Department of Biostatistics, School of Medicine, Arak University of Medical Sciences, Arak, Iran.
Staburo GmbH, Munich, Germany.
Sci Rep. 2023 Aug 18;13(1):13477. doi: 10.1038/s41598-023-40538-2.
A randomized controlled trial is commonly designed to assess the treatment effect in survival studies, in which patients are randomly assigned to the standard or the experimental treatment group. Upon disease progression, patients who have been randomized to standard treatment are allowed to switch to the experimental treatment. Treatment switching in a randomized controlled trial refers to a situation in which patients switch from their randomized treatment to another treatment. Often, the switchis from the control group to the experimental treatment. In this case, the treatment effect estimate is adjusted using either convenient naive methods such as intention-to-treat, per-protocol or advanced methods such as rank preserving structural failure time (RPSFT) models. In previous simulation studies performed so far, there was only one possible outcome for patients. However, in oncology in particular, multiple outcomes are potentially possible. These outcomes are called competing risks. This aspect has not been considered in previous studies when determining the effect of a treatment in the presence of noncompliance. This study aimed to extend the RPSFT method using a two-dimensional G-estimation in the presence of competing risks. The RPSFT method was extended for two events, the event of interest and the competing event. For this purpose, the RPSFT method was applied based on the cause-specific hazard approach, the result of which is compared to the naive methods used in simulation studies. The results show that the proposed method has a good performance compared to other methods.

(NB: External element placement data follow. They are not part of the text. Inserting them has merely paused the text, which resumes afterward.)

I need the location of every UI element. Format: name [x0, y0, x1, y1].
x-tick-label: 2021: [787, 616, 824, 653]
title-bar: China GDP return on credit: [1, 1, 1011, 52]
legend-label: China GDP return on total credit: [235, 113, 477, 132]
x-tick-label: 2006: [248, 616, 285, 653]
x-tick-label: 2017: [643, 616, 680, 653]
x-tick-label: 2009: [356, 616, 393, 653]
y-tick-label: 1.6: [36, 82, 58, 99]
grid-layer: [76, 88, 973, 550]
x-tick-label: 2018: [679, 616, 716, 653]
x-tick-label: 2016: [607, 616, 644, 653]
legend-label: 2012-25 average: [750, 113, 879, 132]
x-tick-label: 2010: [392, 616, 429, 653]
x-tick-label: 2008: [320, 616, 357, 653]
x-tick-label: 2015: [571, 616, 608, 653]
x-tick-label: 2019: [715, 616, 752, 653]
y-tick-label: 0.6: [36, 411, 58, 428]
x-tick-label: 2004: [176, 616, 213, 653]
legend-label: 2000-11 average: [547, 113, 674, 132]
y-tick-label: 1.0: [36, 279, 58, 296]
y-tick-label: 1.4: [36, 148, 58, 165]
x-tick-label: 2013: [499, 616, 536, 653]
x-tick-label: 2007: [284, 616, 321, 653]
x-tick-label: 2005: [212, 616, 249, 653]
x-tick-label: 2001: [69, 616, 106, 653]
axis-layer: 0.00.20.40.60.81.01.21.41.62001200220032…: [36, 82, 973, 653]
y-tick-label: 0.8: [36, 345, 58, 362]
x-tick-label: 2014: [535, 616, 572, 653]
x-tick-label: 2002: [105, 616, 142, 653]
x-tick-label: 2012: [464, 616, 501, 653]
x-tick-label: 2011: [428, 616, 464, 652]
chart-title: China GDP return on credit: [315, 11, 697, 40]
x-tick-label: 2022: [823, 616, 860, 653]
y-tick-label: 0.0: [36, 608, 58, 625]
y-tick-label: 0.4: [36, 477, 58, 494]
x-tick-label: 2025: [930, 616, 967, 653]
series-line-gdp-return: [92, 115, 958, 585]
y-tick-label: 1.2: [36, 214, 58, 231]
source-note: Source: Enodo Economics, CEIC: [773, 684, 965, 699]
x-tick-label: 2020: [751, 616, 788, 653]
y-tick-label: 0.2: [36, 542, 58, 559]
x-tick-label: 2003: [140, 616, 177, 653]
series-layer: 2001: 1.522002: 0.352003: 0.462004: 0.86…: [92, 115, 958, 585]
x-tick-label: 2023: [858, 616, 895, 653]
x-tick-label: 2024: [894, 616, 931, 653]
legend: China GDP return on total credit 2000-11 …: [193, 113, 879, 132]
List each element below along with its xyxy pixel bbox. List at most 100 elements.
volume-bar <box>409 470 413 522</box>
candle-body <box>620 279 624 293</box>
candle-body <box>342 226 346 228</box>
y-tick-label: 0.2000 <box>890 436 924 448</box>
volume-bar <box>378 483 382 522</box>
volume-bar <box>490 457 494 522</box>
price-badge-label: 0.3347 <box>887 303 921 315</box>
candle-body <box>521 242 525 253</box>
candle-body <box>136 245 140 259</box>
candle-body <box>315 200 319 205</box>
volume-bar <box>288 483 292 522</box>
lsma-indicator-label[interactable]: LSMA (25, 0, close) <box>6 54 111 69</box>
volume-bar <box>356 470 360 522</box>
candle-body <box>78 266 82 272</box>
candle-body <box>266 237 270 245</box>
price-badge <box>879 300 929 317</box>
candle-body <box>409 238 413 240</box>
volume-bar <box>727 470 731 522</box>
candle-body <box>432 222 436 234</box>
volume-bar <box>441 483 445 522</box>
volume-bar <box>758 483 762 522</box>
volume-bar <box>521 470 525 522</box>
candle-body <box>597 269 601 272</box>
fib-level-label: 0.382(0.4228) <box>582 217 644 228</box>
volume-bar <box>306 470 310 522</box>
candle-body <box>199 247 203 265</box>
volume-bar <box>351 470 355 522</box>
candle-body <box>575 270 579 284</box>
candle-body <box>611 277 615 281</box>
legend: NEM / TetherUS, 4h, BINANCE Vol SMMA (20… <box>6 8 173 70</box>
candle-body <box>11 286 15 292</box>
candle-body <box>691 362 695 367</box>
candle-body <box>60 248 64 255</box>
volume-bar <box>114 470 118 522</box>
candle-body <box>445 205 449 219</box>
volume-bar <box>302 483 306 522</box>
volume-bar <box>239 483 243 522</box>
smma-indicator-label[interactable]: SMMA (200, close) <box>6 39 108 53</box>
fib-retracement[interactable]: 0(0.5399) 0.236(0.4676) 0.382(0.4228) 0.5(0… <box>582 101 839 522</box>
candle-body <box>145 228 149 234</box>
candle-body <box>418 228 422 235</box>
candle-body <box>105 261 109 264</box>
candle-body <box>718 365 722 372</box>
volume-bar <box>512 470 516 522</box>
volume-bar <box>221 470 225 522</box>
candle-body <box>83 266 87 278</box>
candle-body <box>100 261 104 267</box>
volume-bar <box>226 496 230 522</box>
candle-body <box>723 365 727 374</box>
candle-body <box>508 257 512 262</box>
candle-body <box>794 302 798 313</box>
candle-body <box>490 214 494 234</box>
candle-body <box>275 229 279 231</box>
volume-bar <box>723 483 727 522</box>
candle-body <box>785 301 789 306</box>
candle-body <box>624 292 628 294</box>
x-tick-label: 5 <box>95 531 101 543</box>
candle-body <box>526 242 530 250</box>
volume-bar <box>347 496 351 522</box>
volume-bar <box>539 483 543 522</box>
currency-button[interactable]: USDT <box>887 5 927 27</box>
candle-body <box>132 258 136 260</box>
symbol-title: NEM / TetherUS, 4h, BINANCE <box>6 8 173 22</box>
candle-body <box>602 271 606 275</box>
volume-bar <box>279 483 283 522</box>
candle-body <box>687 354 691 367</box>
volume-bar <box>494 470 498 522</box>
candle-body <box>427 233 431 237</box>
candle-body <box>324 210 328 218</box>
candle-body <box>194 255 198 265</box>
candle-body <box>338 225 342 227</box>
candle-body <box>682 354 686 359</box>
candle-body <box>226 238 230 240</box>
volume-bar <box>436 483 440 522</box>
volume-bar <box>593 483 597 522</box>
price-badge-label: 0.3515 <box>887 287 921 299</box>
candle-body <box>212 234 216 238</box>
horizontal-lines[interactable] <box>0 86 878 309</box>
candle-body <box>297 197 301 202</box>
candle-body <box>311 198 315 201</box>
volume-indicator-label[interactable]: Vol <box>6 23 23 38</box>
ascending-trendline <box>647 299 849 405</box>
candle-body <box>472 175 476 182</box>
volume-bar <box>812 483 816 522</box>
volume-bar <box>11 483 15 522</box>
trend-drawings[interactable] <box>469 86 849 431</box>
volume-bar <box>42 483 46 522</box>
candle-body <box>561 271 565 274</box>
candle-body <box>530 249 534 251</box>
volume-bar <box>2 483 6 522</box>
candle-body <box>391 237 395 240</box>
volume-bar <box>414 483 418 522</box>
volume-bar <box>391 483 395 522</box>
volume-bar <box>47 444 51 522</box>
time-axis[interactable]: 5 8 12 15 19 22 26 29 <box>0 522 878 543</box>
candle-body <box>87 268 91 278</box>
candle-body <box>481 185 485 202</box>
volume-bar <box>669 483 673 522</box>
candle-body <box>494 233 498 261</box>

一项随机对照试验通常用于评估生存研究中的治疗效果,在该研究中,患者被随机分配到标准治疗组或实验治疗组。在疾病进展后,随机分配到标准治疗的患者可以被允许转为实验治疗。随机对照试验中的治疗转换是指患者从随机治疗转为另一种治疗的情况。通常,这种转换是从对照组到实验组。在这种情况下,治疗效果估计是通过方便的朴素方法(如意向治疗、方案治疗或高级方法如等级保持结构失效时间(RPSFT)模型)进行调整。在迄今为止进行的模拟研究中,患者只有一种可能的结果。然而,在肿瘤学中,特别是,可能有多种结果。这些结果被称为竞争风险。在考虑到不依从性的情况下,这方面在以前的研究中并没有被考虑到。本研究旨在扩展存在竞争风险时使用二维 G 估计的 RPSFT 方法。RPSFT 方法扩展到两个事件,即感兴趣的事件和竞争事件。为此,基于特定原因的危险方法应用 RPSFT 方法,其结果与模拟研究中使用的朴素方法进行比较。结果表明,与其他方法相比,所提出的方法具有良好的性能。